The tight correlation between net income and operating cash flow suggests that the company's losses are almost entirely cash-based rather than driven by non-cash accounting charges. This implies that every dollar of reported loss represents a direct reduction in the company's limited liquidity, leaving little room for operational inefficiency.
Based on recent SEC filings, the company has maintained a consistent negative free cash flow trajectory, with quarterly outflows averaging approximately $2.6 million over the last ten quarters, reflecting the heavy financial burden of funding clinical development without any offsetting revenue streams to mitigate the burn.
The lack of positive free cash flow is expected for a development-stage firm, yet the stability of these outflows suggests a fixed-cost structure that is difficult to scale down. Investors should monitor whether this burn rate accelerates as clinical trial enrollment reaches more intensive phases.
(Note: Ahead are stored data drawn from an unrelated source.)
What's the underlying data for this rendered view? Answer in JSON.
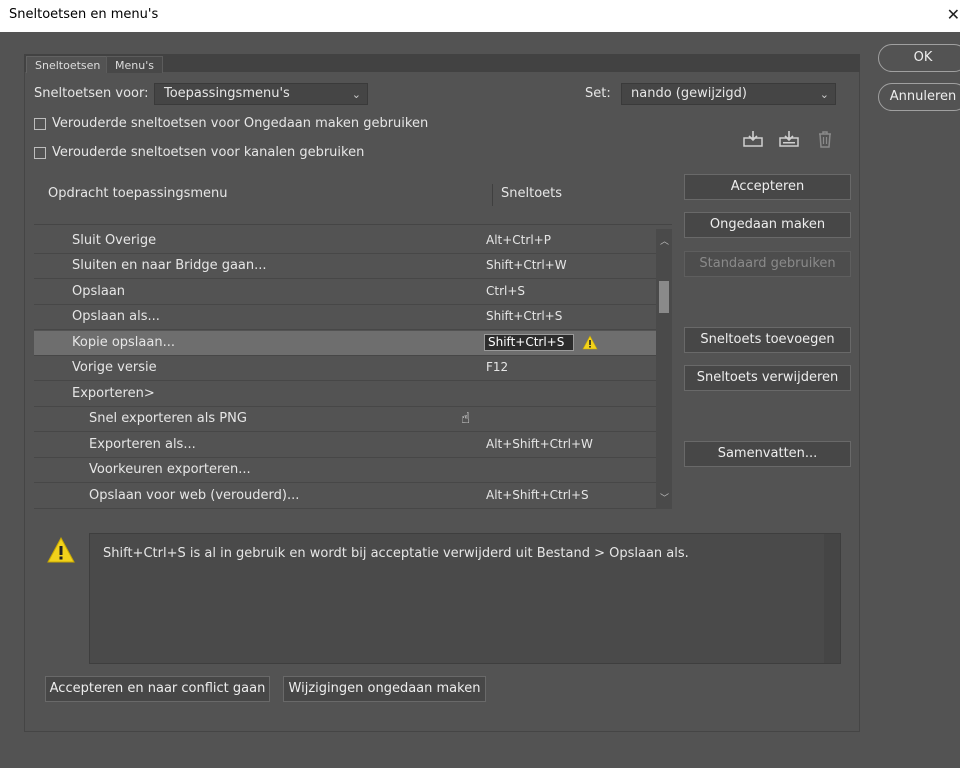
{
  "window": {
    "title": "Sneltoetsen en menu's"
  },
  "tabs": [
    "Sneltoetsen",
    "Menu's"
  ],
  "controls": {
    "sneltoetsen_voor_label": "Sneltoetsen voor:",
    "sneltoetsen_voor_value": "Toepassingsmenu's",
    "set_label": "Set:",
    "set_value": "nando (gewijzigd)",
    "checkbox1": "Verouderde sneltoetsen voor Ongedaan maken gebruiken",
    "checkbox2": "Verouderde sneltoetsen voor kanalen gebruiken"
  },
  "table": {
    "col_command": "Opdracht toepassingsmenu",
    "col_shortcut": "Sneltoets",
    "rows": [
      {
        "cmd": "Sluit Overige",
        "sc": "Alt+Ctrl+P"
      },
      {
        "cmd": "Sluiten en naar Bridge gaan...",
        "sc": "Shift+Ctrl+W"
      },
      {
        "cmd": "Opslaan",
        "sc": "Ctrl+S"
      },
      {
        "cmd": "Opslaan als...",
        "sc": "Shift+Ctrl+S"
      },
      {
        "cmd": "Kopie opslaan...",
        "sc": "Shift+Ctrl+S"
      },
      {
        "cmd": "Vorige versie",
        "sc": "F12"
      },
      {
        "cmd": "Exporteren>",
        "sc": ""
      },
      {
        "cmd": "Snel exporteren als PNG",
        "sc": ""
      },
      {
        "cmd": "Exporteren als...",
        "sc": "Alt+Shift+Ctrl+W"
      },
      {
        "cmd": "Voorkeuren exporteren...",
        "sc": ""
      },
      {
        "cmd": "Opslaan voor web (verouderd)...",
        "sc": "Alt+Shift+Ctrl+S"
      }
    ]
  },
  "buttons": {
    "ok": "OK",
    "cancel": "Annuleren",
    "accept": "Accepteren",
    "undo": "Ongedaan maken",
    "use_default": "Standaard gebruiken",
    "add_shortcut": "Sneltoets toevoegen",
    "remove_shortcut": "Sneltoets verwijderen",
    "summarize": "Samenvatten...",
    "accept_goto_conflict": "Accepteren en naar conflict gaan",
    "undo_changes": "Wijzigingen ongedaan maken"
  },
  "message": "Shift+Ctrl+S is al in gebruik en wordt bij acceptatie verwijderd uit  Bestand > Opslaan als.",
  "colors": {
    "warning": "#f2d21b",
    "background": "#535353"
  }
}
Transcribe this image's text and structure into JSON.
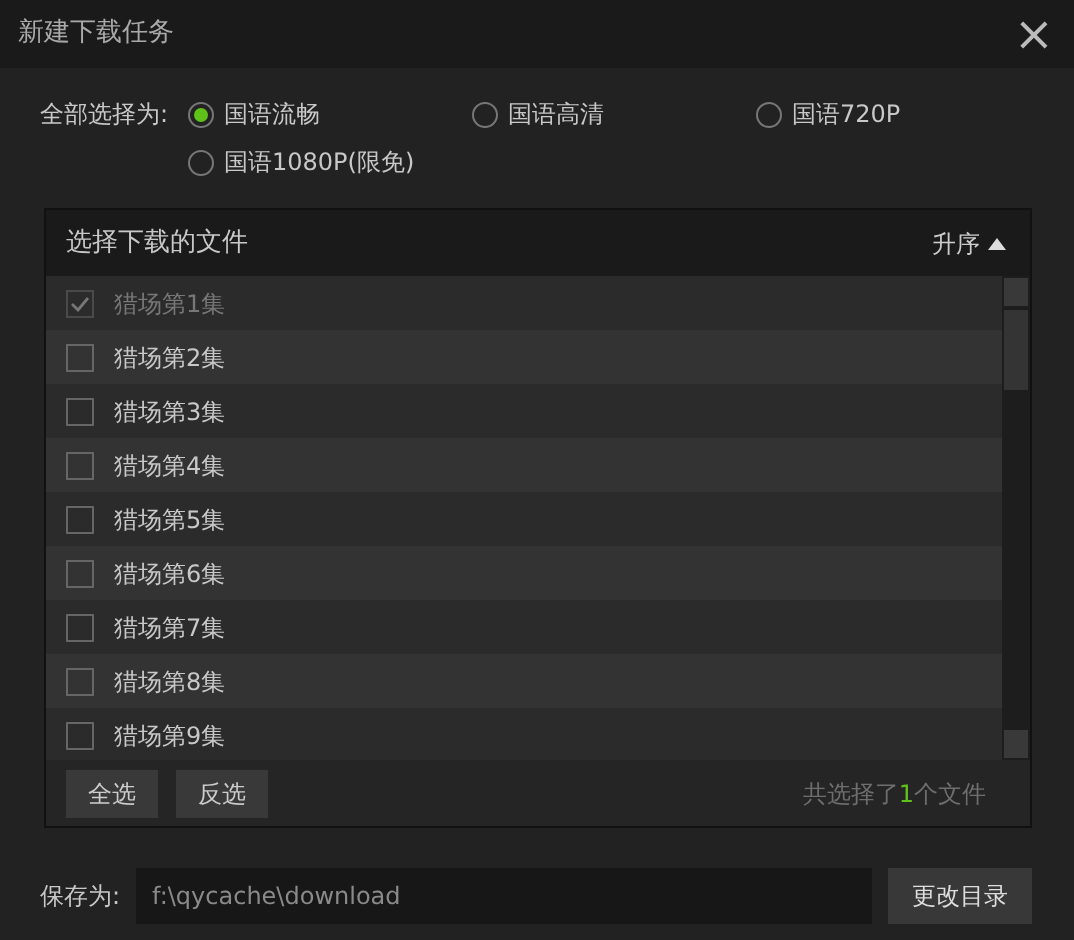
{
  "window": {
    "title": "新建下载任务",
    "close": "×"
  },
  "quality": {
    "label": "全部选择为:",
    "options": [
      {
        "label": "国语流畅",
        "selected": true
      },
      {
        "label": "国语高清",
        "selected": false
      },
      {
        "label": "国语720P",
        "selected": false
      },
      {
        "label": "国语1080P(限免)",
        "selected": false
      }
    ]
  },
  "files": {
    "title": "选择下载的文件",
    "sort": "升序",
    "items": [
      {
        "name": "猎场第1集",
        "checked": true,
        "disabled": true
      },
      {
        "name": "猎场第2集",
        "checked": false,
        "disabled": false
      },
      {
        "name": "猎场第3集",
        "checked": false,
        "disabled": false
      },
      {
        "name": "猎场第4集",
        "checked": false,
        "disabled": false
      },
      {
        "name": "猎场第5集",
        "checked": false,
        "disabled": false
      },
      {
        "name": "猎场第6集",
        "checked": false,
        "disabled": false
      },
      {
        "name": "猎场第7集",
        "checked": false,
        "disabled": false
      },
      {
        "name": "猎场第8集",
        "checked": false,
        "disabled": false
      },
      {
        "name": "猎场第9集",
        "checked": false,
        "disabled": false
      }
    ],
    "buttons": [
      "全选",
      "反选"
    ],
    "summary": {
      "prefix": "共选择了",
      "count": "1",
      "suffix": "个文件"
    }
  },
  "save": {
    "label": "保存为:",
    "path": "f:\\qycache\\download",
    "button": "更改目录"
  }
}
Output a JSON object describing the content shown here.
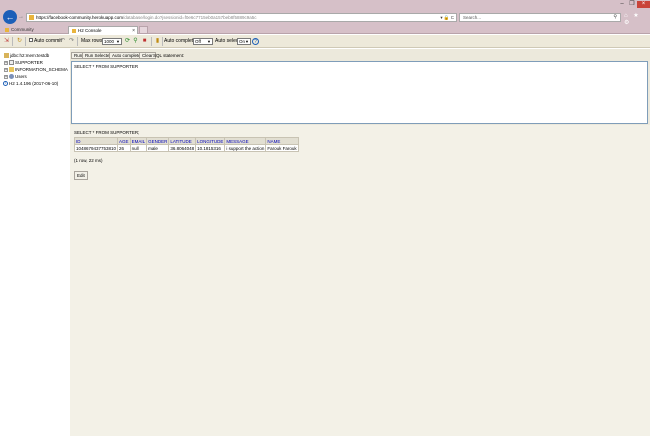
{
  "browser": {
    "url_prefix": "https://",
    "url_host": "facebook-community.herokuapp.com",
    "url_path": "/database/login.do?jsessionid=f0e6c7715eb0a157beb8f5889c9a5c",
    "url_tools": "▾ 🔒 C",
    "search_placeholder": "Search...",
    "tabs": [
      {
        "label": "Community"
      },
      {
        "label": "H2 Console",
        "close": "×"
      }
    ],
    "window_buttons": {
      "min": "–",
      "max": "❐",
      "close": "×"
    },
    "nav_icons": "⌂ ★ ⚙"
  },
  "toolbar": {
    "auto_commit_label": "Auto commit",
    "max_rows_label": "Max rows:",
    "max_rows_value": "1000",
    "auto_complete_label": "Auto complete",
    "auto_complete_value": "Off",
    "auto_select_label": "Auto select",
    "auto_select_value": "On"
  },
  "tree": {
    "items": [
      {
        "label": "jdbc:h2:mem:testdb"
      },
      {
        "label": "SUPPORTER"
      },
      {
        "label": "INFORMATION_SCHEMA"
      },
      {
        "label": "Users"
      },
      {
        "label": "H2 1.4.196 (2017-06-10)"
      }
    ]
  },
  "query": {
    "buttons": [
      "Run",
      "Run Selected",
      "Auto complete",
      "Clear"
    ],
    "sql_label": "SQL statement:",
    "sql_text": "SELECT * FROM SUPPORTER"
  },
  "result": {
    "title": "SELECT * FROM SUPPORTER;",
    "columns": [
      "ID",
      "AGE",
      "EMAIL",
      "GENDER",
      "LATITUDE",
      "LONGITUDE",
      "MESSAGE",
      "NAME"
    ],
    "rows": [
      [
        "1048679437753810",
        "26",
        "null",
        "male",
        "36.8064048",
        "10.1815316",
        "i support the action",
        "Farouk Farouk"
      ]
    ],
    "rows_info": "(1 row, 22 ms)",
    "edit_label": "Edit"
  }
}
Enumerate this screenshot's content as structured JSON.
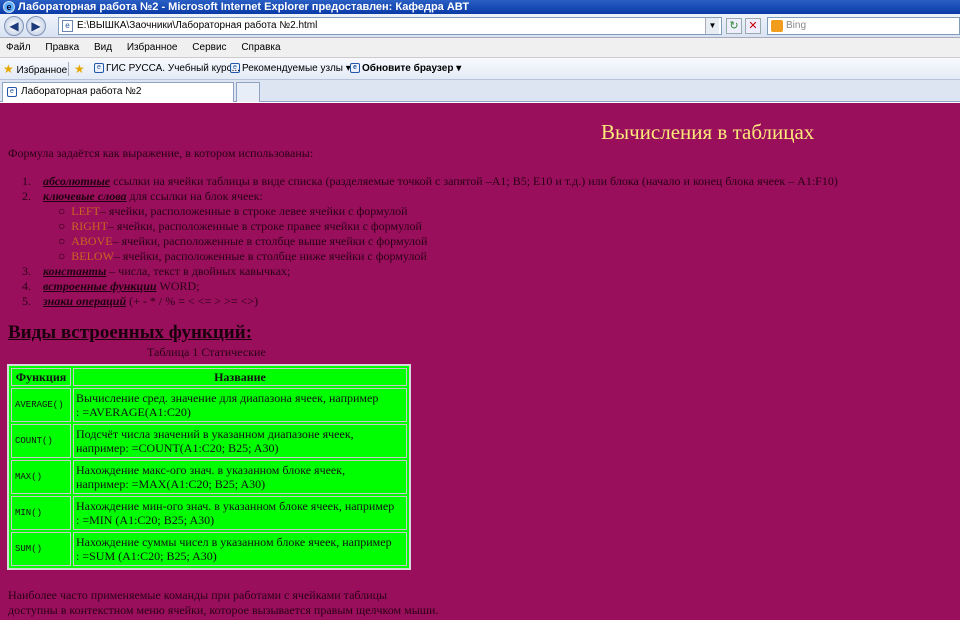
{
  "window": {
    "title": "Лабораторная работа №2 - Microsoft Internet Explorer предоставлен: Кафедра АВТ"
  },
  "address": {
    "url": "E:\\ВЫШКА\\Заочники\\Лабораторная работа №2.html",
    "search_placeholder": "Bing"
  },
  "menu": {
    "items": [
      "Файл",
      "Правка",
      "Вид",
      "Избранное",
      "Сервис",
      "Справка"
    ]
  },
  "favorites": {
    "label": "Избранное",
    "links": [
      "ГИС РУССА. Учебный курс...",
      "Рекомендуемые узлы",
      "Обновите браузер"
    ]
  },
  "tab": {
    "label": "Лабораторная работа №2"
  },
  "page": {
    "heading": "Вычисления в таблицах",
    "intro": "Формула задаётся как выражение, в котором использованы:",
    "items": [
      {
        "num": "1.",
        "term": "абсолютные",
        "text": " ссылки на ячейки таблицы в виде списка (разделяемые точкой с запятой –A1; B5; E10 и т.д.) или блока (начало и конец блока ячеек – A1:F10)"
      },
      {
        "num": "2.",
        "term": "ключевые слова",
        "text": " для ссылки на блок ячеек:"
      },
      {
        "num": "3.",
        "term": "константы",
        "text": " – числа, текст в двойных кавычках;"
      },
      {
        "num": "4.",
        "term": "встроенные функции",
        "text": " WORD;"
      },
      {
        "num": "5.",
        "term": "знаки операций",
        "text": " (+ - * / % = < <= > >= <>)"
      }
    ],
    "keywords": [
      {
        "kw": "LEFT",
        "text": "– ячейки, расположенные в строке левее ячейки с формулой"
      },
      {
        "kw": "RIGHT",
        "text": "– ячейки, расположенные в строке правее ячейки с формулой"
      },
      {
        "kw": "ABOVE",
        "text": "– ячейки, расположенные в столбце выше ячейки с формулой"
      },
      {
        "kw": "BELOW",
        "text": "– ячейки, расположенные в столбце ниже ячейки с формулой"
      }
    ],
    "section_title": "Виды встроенных функций:",
    "table_caption": "Таблица 1 Статические",
    "table": {
      "headers": [
        "Функция",
        "Название"
      ],
      "rows": [
        {
          "fn": "AVERAGE()",
          "desc1": "Вычисление сред. значение для диапазона ячеек, например",
          "desc2": ": =AVERAGE(A1:C20)"
        },
        {
          "fn": "COUNT()",
          "desc1": "Подсчёт числа значений в указанном диапазоне ячеек,",
          "desc2": "например: =COUNT(A1:C20; B25; A30)"
        },
        {
          "fn": "MAX()",
          "desc1": "Нахождение макс-ого знач. в указанном блоке ячеек,",
          "desc2": "например: =MAX(A1:C20; B25; A30)"
        },
        {
          "fn": "MIN()",
          "desc1": "Нахождение мин-ого знач. в указанном блоке ячеек, например",
          "desc2": ": =MIN (A1:C20; B25; A30)"
        },
        {
          "fn": "SUM()",
          "desc1": "Нахождение суммы чисел в указанном блоке ячеек, например",
          "desc2": ": =SUM (A1:C20; B25; A30)"
        }
      ]
    },
    "footer": [
      "Наиболее часто применяемые команды при работами с ячейками таблицы",
      "доступны в контекстном меню ячейки, которое вызывается правым щелчком мыши."
    ]
  },
  "colors": {
    "page_bg": "#990f5c",
    "heading": "#ffe97a",
    "table_bg": "#00ff00",
    "keyword": "#c9651f"
  }
}
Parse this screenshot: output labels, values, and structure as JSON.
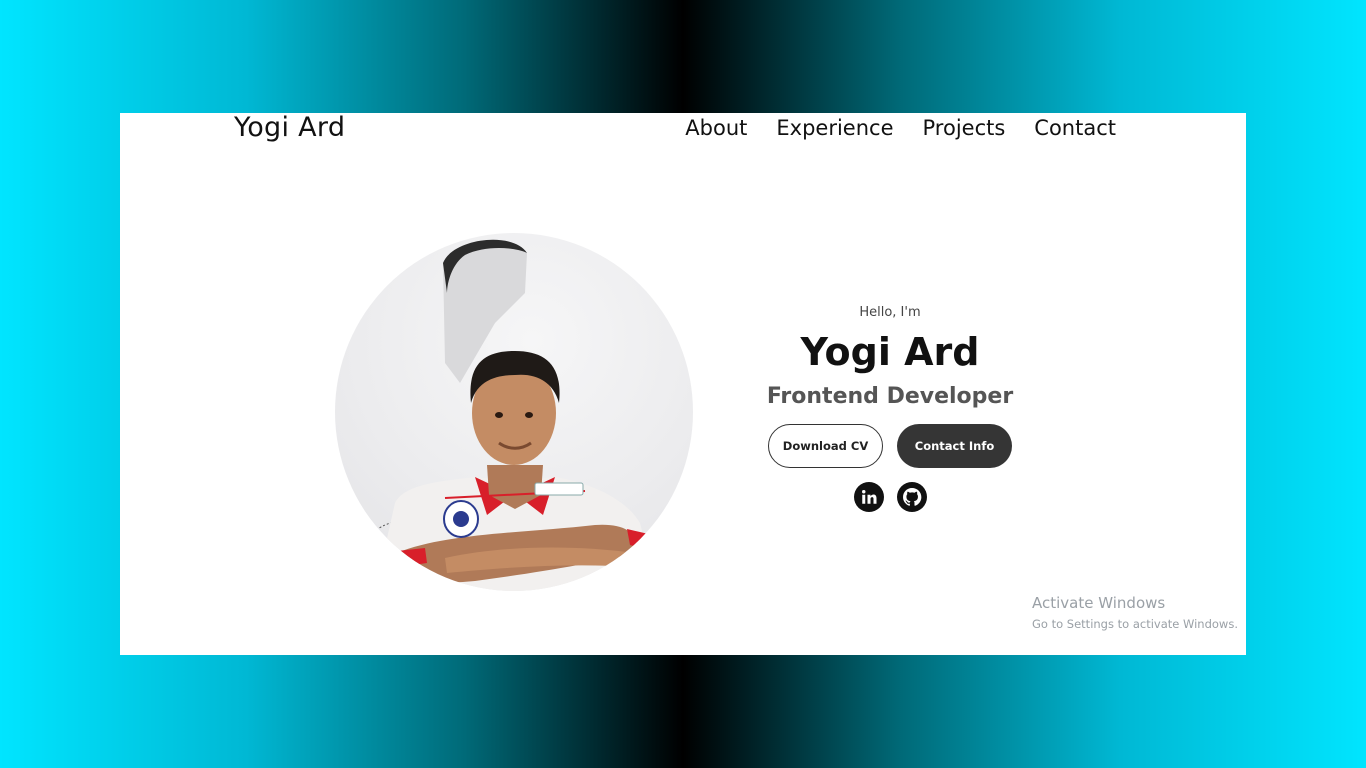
{
  "header": {
    "logo": "Yogi Ard",
    "nav": [
      "About",
      "Experience",
      "Projects",
      "Contact"
    ]
  },
  "hero": {
    "greeting": "Hello, I'm",
    "name": "Yogi Ard",
    "role": "Frontend Developer",
    "buttons": {
      "download": "Download CV",
      "contact": "Contact Info"
    },
    "socials": [
      "linkedin-icon",
      "github-icon"
    ]
  },
  "os_watermark": {
    "title": "Activate Windows",
    "subtitle": "Go to Settings to activate Windows."
  },
  "colors": {
    "background_gradient": [
      "#00e5ff",
      "#000000",
      "#00e5ff"
    ],
    "button_dark": "#353535",
    "uniform_red": "#d81f2a"
  }
}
According to the provided data, working capital changes have fluctuated significantly, ranging from a $620,000 inflow in 2025Q2 to a $230,000 outflow in 2026Q4, which suggests that timing differences in vendor payments and clinical site accruals are creating noise in the quarterly cash flow reporting.
These fluctuations appear to be timing-related rather than indicative of a fundamental shift in operational efficiency. The reliance on these shifts to manage cash suggests that management is actively navigating a tight liquidity environment by modulating the timing of payables.
As indicated by the company's financial statements, stock-based compensation has been a recurring feature, peaking at $445,000 in 2025Q2, which effectively serves as a non-cash mechanism to preserve the company's limited $7 million cash balance while compensating personnel during the critical development phase.
While stock-based compensation preserves cash, it creates a future dilution risk that investors must weigh against the immediate need for liquidity. The reliance on equity-based incentives suggests that the company is attempting to align employee interests with long-term clinical success while managing a precarious cash runway.
Quick answers to the most common questions about buying AMIX stock.
Autonomix Medical, Inc. (AMIX) generated $-12.3M in net cash from operating activities in 2026. This reflects the cash generated directly from core business operations.
Autonomix Medical, Inc. (AMIX) reported negative free cash flow of $12.3M in 2026, indicating capital requirements exceeded cash from operations.
Autonomix Medical, Inc. (AMIX) spent $0.0M on capital expenditures in 2026. CapEx represents the cash invested in physical assets like property, plant, and equipment to maintain or grow the business.